Шрифт:
Мыльные хлопья пены зашипели на его подбородке, в щеках. К глазам – от граненых флакончиков, банок и ватой и брусничной сулемою – протянулись цветные колющие иглы.
Он развернул тетрадь. Потная тугая пятерня со сдержанным недовольством повернула голову ученого, точнб глобус. Тогда он скосил глаза и вытянул рукопись перед собой.
– Не беспокоит? – спросил парикмахер, касаясь щеки жгучим стальным жалом.
Ответа не последовало. Лоб Ноленца был горяч. Почерк в тетради четок и прям. Ветер времени, продувавший связку страниц, – страшен и прохладен…
Промежуточные звенья событий исчезали для Ноленца в черном провале. Он не помнил, как вышел из парикмахерской и свернул за угол, быстро удаляясь в сторону глухих окраин. Вид незнакомой местности, наконец, привел его в себя.
Сморщенная старушонка собирала в лукошко рассыпанный крыжовник.
– Бабушка, какая это улица? – спросил ученый.
– Пятисобачий переулок, касатик, Пятисобачий…
Блеснула река… Лужайка… По склону – курные избы, деревня. Пестрота двускатных крыш, шатры, гребни, золоченые маковки. А подальше – город, каменный, глухой.
Тонкая девичья фигурка появилась на лужайке.

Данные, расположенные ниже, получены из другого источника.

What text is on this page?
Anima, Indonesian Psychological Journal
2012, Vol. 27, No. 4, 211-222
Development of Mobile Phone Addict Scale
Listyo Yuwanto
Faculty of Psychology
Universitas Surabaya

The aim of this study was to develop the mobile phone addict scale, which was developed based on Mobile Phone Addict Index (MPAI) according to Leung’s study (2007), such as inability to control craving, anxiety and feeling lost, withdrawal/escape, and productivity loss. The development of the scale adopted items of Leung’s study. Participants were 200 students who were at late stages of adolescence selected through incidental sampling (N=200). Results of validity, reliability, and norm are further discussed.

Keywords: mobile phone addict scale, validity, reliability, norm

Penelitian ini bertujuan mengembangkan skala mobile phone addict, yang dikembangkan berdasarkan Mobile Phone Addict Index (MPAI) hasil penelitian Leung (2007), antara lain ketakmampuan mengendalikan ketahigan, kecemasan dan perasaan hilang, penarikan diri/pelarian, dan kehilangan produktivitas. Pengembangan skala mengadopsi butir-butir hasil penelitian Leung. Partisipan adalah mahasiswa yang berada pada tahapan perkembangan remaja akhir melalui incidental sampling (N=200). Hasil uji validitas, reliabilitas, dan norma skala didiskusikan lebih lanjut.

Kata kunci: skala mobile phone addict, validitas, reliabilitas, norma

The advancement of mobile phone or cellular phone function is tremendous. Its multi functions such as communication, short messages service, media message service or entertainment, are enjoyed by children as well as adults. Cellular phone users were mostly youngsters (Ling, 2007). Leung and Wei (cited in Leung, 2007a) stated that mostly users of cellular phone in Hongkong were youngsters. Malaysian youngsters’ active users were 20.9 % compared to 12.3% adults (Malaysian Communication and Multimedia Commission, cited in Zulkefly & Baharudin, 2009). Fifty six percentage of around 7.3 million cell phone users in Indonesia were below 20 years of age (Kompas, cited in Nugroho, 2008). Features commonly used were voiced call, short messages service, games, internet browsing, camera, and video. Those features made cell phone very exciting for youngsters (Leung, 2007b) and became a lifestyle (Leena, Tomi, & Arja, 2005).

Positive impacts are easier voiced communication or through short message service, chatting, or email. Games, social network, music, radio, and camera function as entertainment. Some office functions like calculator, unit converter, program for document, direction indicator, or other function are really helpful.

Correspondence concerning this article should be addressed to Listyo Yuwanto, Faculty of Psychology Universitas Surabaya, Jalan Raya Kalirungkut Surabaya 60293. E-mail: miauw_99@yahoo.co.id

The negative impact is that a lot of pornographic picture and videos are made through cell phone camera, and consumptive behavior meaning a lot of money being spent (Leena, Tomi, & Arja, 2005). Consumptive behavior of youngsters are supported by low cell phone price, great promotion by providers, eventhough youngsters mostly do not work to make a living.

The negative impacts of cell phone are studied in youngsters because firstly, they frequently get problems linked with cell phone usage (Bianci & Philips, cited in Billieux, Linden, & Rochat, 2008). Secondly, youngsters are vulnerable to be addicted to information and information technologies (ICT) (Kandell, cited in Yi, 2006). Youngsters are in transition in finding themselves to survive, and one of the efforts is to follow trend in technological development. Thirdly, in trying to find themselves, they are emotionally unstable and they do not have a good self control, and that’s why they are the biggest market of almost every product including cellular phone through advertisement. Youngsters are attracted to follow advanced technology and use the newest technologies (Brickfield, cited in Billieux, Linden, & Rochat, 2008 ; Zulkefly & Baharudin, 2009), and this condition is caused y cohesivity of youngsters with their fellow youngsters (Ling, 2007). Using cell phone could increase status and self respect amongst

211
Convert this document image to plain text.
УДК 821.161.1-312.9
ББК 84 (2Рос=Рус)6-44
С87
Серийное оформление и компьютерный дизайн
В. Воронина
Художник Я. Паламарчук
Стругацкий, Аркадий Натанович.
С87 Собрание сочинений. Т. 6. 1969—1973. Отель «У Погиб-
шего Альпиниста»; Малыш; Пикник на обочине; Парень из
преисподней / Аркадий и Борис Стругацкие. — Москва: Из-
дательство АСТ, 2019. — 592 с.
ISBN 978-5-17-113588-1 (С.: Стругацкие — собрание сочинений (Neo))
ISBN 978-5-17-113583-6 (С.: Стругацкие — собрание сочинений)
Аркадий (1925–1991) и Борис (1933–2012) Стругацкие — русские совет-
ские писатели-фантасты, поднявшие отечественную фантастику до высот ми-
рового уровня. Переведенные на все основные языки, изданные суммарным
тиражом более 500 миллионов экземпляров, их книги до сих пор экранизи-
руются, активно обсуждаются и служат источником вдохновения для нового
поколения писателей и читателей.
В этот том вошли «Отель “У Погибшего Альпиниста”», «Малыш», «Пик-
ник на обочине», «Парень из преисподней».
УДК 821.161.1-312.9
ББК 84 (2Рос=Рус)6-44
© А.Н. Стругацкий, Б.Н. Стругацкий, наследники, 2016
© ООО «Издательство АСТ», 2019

Два всадника ехали по росе.
Под одним – конь сер, правое ухо порото. Парчовый чепрак в каменьях. Властный всадник бьет бровью, косит. Второй спешился, схватил девушку за плечи. – «Вот ты где, голубушка!» – Рванулась. Белая сафьянная рукавица ударила в зубы.
– Что вы делаете?! – пронзительно закричал Ноленц и потерял сознание. В мозгу его раскрылся ослепительный радужный подсолнух… Поплыло над ним сизое гудящее пятно…
…Шумел круг Москвы бор от ворот Боровицких. Бежали по гребням крыш орлы, единороги, грифы да сиринптица. Скрипели качелки, вертящиеся колеса; выкликались непристойности. Толпился на уличках празднишный народ, гудел.
Неладно говорили про новую царицу: «зело она на злые дела падущая». Иван Васильевич взял жену из Черкасской земли – Марью Темрюковну. Третий день в Кремле пировали. Сыпали все колокола трезвон.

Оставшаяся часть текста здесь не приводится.